Advances in Nutrition
- Discipline: Nutrition science
- Language: English
- Edited by: Steven A. Abrams, MD

Publication details
- History: 2010-present
- Publisher: American Society for Nutrition
- Frequency: Bimonthly
- Impact factor: 9.2 (2024)

Standard abbreviations
- ISO 4: Adv. Nutr.

Indexing
- ISSN: 2161-8313 (print) 2156-5376 (web)
- LCCN: 2011208392
- OCLC no.: 830970925

Links
- Journal homepage; Online archive;

= Advances in Nutrition =

Advances in Nutrition (subtitled: An International Review Journal) is a monthly peer-reviewed medical journal publishing review articles in the field of nutrition science. It was established in 2010 and is published by the American Society for Nutrition.

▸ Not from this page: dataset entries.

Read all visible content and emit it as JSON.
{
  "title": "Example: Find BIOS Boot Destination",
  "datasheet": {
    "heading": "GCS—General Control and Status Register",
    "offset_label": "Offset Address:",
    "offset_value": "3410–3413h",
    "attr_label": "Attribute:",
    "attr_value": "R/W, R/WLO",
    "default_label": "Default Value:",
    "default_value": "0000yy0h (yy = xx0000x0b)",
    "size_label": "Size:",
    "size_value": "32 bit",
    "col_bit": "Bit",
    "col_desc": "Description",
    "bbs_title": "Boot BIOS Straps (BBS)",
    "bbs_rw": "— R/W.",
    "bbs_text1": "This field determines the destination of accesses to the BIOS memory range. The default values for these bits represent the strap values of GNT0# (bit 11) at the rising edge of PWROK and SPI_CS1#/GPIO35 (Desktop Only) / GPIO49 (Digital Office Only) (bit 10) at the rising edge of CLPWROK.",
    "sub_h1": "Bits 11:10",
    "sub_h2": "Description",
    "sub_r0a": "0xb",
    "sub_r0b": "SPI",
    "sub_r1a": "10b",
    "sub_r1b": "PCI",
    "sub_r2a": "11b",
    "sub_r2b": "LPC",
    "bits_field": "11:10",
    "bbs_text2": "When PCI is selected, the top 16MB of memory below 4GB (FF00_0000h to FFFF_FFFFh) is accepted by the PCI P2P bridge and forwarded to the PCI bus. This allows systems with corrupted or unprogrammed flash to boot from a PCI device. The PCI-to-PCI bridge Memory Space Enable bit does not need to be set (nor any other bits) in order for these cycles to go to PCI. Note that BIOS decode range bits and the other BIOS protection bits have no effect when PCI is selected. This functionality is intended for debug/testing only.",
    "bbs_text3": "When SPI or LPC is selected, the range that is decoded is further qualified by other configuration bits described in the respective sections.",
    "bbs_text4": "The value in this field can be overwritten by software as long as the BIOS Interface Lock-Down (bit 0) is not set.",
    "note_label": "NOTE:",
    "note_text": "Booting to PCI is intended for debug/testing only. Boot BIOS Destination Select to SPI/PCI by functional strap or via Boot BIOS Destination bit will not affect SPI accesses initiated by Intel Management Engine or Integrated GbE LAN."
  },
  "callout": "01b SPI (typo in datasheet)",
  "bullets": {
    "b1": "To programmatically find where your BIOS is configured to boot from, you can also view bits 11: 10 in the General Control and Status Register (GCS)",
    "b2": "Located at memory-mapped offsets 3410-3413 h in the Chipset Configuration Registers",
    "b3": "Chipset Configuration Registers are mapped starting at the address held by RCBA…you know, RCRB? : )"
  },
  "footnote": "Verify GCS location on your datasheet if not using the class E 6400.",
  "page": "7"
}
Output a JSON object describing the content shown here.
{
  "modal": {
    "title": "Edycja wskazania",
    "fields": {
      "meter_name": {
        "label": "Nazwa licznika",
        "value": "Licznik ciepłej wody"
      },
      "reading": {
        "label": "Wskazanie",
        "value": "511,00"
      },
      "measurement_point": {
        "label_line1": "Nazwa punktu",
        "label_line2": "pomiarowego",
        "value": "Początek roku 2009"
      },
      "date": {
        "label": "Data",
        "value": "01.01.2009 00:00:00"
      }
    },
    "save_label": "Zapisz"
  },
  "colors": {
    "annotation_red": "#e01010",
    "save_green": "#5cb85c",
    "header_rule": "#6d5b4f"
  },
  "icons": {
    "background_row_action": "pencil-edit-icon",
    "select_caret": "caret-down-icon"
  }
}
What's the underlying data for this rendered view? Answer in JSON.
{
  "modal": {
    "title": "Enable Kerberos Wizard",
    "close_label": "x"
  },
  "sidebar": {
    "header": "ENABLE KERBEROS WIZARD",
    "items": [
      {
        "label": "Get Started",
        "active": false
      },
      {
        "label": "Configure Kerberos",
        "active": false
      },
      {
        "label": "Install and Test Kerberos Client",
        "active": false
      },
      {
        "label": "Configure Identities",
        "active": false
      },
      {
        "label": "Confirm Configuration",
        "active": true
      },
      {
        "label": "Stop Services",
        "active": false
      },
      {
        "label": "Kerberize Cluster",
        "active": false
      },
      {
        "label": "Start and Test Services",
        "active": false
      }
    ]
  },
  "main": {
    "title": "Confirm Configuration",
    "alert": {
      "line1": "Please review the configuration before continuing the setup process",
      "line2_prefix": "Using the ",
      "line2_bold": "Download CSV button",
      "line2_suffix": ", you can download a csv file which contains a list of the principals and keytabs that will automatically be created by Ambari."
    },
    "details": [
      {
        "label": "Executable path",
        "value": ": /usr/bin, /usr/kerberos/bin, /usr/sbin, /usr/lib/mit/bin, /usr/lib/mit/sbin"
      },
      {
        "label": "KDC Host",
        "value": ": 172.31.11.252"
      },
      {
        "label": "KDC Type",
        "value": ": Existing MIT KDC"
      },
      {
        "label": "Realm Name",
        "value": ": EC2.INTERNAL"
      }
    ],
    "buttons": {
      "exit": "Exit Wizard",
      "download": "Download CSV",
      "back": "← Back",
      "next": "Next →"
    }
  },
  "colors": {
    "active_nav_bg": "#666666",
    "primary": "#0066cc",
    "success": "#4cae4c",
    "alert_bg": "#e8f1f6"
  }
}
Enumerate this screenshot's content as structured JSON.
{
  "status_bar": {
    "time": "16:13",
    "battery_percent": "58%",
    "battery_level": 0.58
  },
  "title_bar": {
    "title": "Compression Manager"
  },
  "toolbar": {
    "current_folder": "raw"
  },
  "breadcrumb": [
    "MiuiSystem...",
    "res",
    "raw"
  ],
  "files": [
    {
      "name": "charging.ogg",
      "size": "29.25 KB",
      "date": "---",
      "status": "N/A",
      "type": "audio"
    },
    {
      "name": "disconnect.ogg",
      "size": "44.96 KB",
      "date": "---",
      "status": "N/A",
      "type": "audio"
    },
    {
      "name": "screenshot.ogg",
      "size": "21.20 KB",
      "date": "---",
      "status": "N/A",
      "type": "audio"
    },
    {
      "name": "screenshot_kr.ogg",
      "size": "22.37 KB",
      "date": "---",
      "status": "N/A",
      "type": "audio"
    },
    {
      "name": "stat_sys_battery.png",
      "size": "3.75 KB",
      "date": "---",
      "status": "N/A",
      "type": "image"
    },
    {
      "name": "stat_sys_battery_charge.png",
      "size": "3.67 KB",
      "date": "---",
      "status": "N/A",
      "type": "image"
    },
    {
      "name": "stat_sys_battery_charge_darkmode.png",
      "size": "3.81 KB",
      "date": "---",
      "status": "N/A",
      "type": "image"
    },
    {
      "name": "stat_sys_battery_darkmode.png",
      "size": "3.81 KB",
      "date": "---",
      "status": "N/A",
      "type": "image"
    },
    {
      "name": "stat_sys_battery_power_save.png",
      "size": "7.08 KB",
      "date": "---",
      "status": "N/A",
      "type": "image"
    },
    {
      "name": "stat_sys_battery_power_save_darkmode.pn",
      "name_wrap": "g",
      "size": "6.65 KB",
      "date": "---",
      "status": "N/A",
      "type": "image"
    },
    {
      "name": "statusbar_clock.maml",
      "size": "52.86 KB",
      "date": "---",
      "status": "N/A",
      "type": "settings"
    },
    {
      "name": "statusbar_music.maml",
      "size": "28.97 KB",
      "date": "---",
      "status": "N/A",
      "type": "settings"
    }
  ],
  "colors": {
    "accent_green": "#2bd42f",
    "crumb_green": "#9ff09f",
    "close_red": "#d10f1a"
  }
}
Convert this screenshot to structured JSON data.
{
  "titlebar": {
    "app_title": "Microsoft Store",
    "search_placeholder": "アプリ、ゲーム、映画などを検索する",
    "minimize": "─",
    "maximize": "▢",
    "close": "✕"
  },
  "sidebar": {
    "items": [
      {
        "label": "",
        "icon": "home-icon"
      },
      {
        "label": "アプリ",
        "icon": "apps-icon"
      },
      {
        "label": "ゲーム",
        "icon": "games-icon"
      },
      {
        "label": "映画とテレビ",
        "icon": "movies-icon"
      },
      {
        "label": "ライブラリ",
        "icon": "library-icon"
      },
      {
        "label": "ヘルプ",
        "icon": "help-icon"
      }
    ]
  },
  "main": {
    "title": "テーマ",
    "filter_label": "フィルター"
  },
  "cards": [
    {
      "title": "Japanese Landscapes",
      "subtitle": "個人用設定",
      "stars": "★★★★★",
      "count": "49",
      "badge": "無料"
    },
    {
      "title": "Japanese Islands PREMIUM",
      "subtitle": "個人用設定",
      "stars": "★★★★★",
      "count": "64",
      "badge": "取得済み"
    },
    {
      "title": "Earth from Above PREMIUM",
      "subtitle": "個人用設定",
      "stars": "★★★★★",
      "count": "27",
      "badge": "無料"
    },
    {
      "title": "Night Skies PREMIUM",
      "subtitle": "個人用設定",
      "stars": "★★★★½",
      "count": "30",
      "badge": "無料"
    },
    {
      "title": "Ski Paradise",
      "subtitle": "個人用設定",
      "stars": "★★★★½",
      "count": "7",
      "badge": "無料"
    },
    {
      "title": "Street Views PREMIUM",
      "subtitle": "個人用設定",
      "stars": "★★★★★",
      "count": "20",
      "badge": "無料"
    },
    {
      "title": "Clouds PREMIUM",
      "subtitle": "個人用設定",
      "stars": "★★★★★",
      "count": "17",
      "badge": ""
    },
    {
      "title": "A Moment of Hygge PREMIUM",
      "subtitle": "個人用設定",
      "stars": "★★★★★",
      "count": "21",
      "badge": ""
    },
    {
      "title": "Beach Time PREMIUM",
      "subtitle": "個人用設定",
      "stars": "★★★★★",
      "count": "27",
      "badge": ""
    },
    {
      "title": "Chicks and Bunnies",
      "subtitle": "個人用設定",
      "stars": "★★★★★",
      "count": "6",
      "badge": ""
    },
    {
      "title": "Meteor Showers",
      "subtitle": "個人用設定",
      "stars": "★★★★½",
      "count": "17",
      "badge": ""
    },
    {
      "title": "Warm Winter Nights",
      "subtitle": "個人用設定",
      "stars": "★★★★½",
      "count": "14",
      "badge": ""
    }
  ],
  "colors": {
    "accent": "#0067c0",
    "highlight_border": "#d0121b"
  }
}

The editor-in-chief is Steven A. Abrams, MD (Dell Medical School at the University of Texas at Austin). According to the Journal Citation Reports, the journal has a 2025 impact factor of 9.2.

== Aims and Scope ==
Advances in Nutrition (Adv Nutr) is an international review journal that publishes literature reviews focused on key findings and recent research in all areas relevant to nutritional scientists and biomedical researchers. This includes nutrition-related research efforts involving biochemical, molecular, and genetic studies using experimental animal models, domestic animals, and human subjects. The journal also emphasizes clinical nutrition, nutrition education, epidemiology, and public health. Review articles highlight progress made in recent years rather than covering research developments over a broad historical period.